Women’s Health

Women from minority ethnic backgrounds in Wales experience significant and persistent health inequalities across maternal health, mental health, chronic illness, and access to care. These disparities reflect wider structural issues including socio-economic disadvantage, cultural and linguistic barriers, discrimination, and under-representation in health research.

Key Findings

1. Maternal and Neonatal Health Inequalities
Maternal mortality and poor perinatal outcomes are disproportionately higher among Black, Asian, and mixed-ethnicity women. UK-wide evidence shows that Black women face maternal mortality rates nearly four times higher than White women, with similar patterns affecting Asian women. Neonatal research in England and Wales also identifies higher pre-discharge infant mortality for babies born to Black mothers. These disparities remain even after accounting for clinical risk factors, indicating structural and care-quality issues.

2. Lower Uptake of Screening and Preventive Care
Public Health Wales reviews show lower participation in cancer screening and other preventive programmes among certain minority groups. Barriers include limited culturally appropriate information, language challenges, and mistrust stemming from prior negative healthcare experiences.

3. Mental Health Vulnerability and Barriers to Support
Women from minority ethnic backgrounds often face higher exposure to the social determinants of poor mental health, which is poverty, precarious employment, and insecure housing.
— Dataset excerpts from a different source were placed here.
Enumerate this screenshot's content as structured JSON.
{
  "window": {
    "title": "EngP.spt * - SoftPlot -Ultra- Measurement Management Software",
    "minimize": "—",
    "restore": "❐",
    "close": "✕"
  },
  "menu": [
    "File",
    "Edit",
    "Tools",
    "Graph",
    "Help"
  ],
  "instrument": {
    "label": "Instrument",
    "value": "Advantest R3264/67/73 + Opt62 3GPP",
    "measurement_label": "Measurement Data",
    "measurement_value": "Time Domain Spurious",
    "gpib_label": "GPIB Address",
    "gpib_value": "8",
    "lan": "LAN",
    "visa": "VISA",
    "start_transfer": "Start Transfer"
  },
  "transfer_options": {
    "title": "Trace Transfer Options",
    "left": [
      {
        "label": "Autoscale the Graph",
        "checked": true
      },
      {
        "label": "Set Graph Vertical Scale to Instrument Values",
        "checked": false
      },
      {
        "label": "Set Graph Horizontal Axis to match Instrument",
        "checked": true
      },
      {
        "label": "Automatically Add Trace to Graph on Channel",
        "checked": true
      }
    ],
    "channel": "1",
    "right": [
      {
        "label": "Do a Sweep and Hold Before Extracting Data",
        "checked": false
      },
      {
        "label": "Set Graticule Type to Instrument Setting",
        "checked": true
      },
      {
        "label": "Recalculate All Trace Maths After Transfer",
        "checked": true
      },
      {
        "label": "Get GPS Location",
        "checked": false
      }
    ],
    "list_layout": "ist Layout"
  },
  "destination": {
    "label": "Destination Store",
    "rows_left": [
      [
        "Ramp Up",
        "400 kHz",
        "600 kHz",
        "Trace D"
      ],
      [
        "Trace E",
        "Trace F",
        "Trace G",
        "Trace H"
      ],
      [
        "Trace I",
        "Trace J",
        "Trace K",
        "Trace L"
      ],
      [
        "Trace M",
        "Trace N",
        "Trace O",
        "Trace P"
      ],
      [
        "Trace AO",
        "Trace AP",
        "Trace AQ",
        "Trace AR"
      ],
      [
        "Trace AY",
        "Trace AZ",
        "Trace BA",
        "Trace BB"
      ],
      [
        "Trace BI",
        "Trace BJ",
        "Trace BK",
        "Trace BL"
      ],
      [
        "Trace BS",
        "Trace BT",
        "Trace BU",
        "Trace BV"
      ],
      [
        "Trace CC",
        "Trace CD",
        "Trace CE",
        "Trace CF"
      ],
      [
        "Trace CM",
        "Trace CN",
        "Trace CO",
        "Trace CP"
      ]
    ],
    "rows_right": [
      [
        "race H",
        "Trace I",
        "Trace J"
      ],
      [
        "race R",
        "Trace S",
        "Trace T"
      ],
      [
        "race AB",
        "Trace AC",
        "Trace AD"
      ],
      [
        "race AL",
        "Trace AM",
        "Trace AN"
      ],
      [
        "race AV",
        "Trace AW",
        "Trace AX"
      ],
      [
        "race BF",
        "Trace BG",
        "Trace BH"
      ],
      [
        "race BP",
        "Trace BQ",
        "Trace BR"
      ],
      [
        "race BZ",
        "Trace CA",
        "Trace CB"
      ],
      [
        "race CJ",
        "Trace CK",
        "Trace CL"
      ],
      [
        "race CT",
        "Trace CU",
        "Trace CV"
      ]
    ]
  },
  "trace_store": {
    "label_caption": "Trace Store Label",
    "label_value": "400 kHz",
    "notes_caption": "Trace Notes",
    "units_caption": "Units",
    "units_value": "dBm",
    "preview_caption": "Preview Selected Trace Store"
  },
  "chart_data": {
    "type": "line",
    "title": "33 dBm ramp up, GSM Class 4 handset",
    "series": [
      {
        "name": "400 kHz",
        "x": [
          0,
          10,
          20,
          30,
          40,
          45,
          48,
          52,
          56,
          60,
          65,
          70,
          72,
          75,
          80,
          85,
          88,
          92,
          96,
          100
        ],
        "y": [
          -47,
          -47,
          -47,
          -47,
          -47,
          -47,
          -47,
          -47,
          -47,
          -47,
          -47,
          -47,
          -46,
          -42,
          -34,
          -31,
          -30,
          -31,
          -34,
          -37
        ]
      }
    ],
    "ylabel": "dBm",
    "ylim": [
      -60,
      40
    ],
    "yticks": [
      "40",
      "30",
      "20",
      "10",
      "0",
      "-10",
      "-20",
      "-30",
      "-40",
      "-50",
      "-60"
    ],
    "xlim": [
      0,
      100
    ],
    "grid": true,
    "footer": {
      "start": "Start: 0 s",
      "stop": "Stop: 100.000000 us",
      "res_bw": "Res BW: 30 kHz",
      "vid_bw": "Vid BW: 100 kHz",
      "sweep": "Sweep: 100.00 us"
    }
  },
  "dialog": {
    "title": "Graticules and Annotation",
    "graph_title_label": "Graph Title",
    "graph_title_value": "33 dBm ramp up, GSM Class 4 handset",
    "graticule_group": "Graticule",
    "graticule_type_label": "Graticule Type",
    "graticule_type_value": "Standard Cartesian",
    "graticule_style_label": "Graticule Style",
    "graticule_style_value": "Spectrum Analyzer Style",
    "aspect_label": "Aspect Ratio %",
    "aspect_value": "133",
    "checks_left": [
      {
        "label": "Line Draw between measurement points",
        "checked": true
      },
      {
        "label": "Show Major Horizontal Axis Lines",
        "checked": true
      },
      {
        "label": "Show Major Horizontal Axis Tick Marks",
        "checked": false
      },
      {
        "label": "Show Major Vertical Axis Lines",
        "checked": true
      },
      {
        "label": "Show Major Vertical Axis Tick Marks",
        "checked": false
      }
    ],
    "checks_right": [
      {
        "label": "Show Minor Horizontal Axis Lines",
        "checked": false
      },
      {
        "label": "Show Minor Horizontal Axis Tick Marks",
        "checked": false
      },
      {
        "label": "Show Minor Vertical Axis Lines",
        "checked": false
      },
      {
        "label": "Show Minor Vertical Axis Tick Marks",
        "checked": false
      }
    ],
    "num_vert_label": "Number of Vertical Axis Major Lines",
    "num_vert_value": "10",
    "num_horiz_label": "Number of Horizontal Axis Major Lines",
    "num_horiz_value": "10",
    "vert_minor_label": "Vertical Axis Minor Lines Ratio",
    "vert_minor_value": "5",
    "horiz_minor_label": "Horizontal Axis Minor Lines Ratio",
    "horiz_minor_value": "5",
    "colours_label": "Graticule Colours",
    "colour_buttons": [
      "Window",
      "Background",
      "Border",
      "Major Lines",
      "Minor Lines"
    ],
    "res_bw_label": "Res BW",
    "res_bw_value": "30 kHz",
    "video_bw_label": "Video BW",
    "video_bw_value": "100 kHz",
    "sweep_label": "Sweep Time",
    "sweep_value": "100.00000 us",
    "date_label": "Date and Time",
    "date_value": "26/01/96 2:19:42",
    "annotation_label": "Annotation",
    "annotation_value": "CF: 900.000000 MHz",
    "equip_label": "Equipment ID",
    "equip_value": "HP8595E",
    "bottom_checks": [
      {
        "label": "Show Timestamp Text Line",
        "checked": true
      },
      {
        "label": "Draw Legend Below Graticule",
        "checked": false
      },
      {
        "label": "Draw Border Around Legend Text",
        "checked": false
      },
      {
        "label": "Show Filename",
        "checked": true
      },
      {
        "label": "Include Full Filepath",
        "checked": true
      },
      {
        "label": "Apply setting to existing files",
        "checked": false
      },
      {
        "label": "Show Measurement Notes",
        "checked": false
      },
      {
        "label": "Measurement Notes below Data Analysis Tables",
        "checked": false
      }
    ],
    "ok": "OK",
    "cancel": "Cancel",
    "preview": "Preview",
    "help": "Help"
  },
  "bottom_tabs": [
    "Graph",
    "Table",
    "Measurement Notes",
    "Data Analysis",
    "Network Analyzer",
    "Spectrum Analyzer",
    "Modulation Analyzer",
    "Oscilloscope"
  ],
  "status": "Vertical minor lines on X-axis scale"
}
These challenges intersect with limited access to culturally competent mental health services, contributing to lower help-seeking and poorer outcomes.

4. Under-representation in Health Research
Welsh academic institutions highlight that minority ethnic communities are under-represented in research, clinical trials, and service evaluations. This limits the evidence base needed to design and assess interventions that meet the needs of diverse women.

5. Systemic Barriers in Accessing Care
Service navigation challenges, linguistic barriers, lack of cultural sensitivity, and experiences of discrimination negatively influence health outcomes and reduce engagement with healthcare services. These factors are often compounded for migrants, asylum seekers, and women living in deprived areas.

 

Mustard recommendations

  • Improve ethnicity-linked data collection and reporting across Welsh health systems to enable accurate monitoring of disparities and inform targeted interventions.

  • Strengthen culturally competent and language-accessible care through staff training, community outreach, and co-production with minority ethnic women.

  • Prioritise equity-focused maternity and neonatal improvements, addressing structural bias, continuity of care, and tailored support for high-risk groups.

  • Enhance early intervention and screening uptake through trusted community networks, culturally tailored communication, and removal of logistical barriers.

  • Increase representation in health research, ensuring studies reflect the diversity of Wales and that interventions are appropriately evaluated.

 

Conclusion

The health inequalities experienced by women from minority ethnic backgrounds in Wales are substantial, well-evidenced, and preventable. Addressing them requires sustained commitment to data-driven policymaking, culturally informed service design, and targeted investment in maternity, mental health, and preventive care. With coordinated action across public health, NHS Wales, and community organisations, Wales can make meaningful progress towards reducing ethnic health inequalities.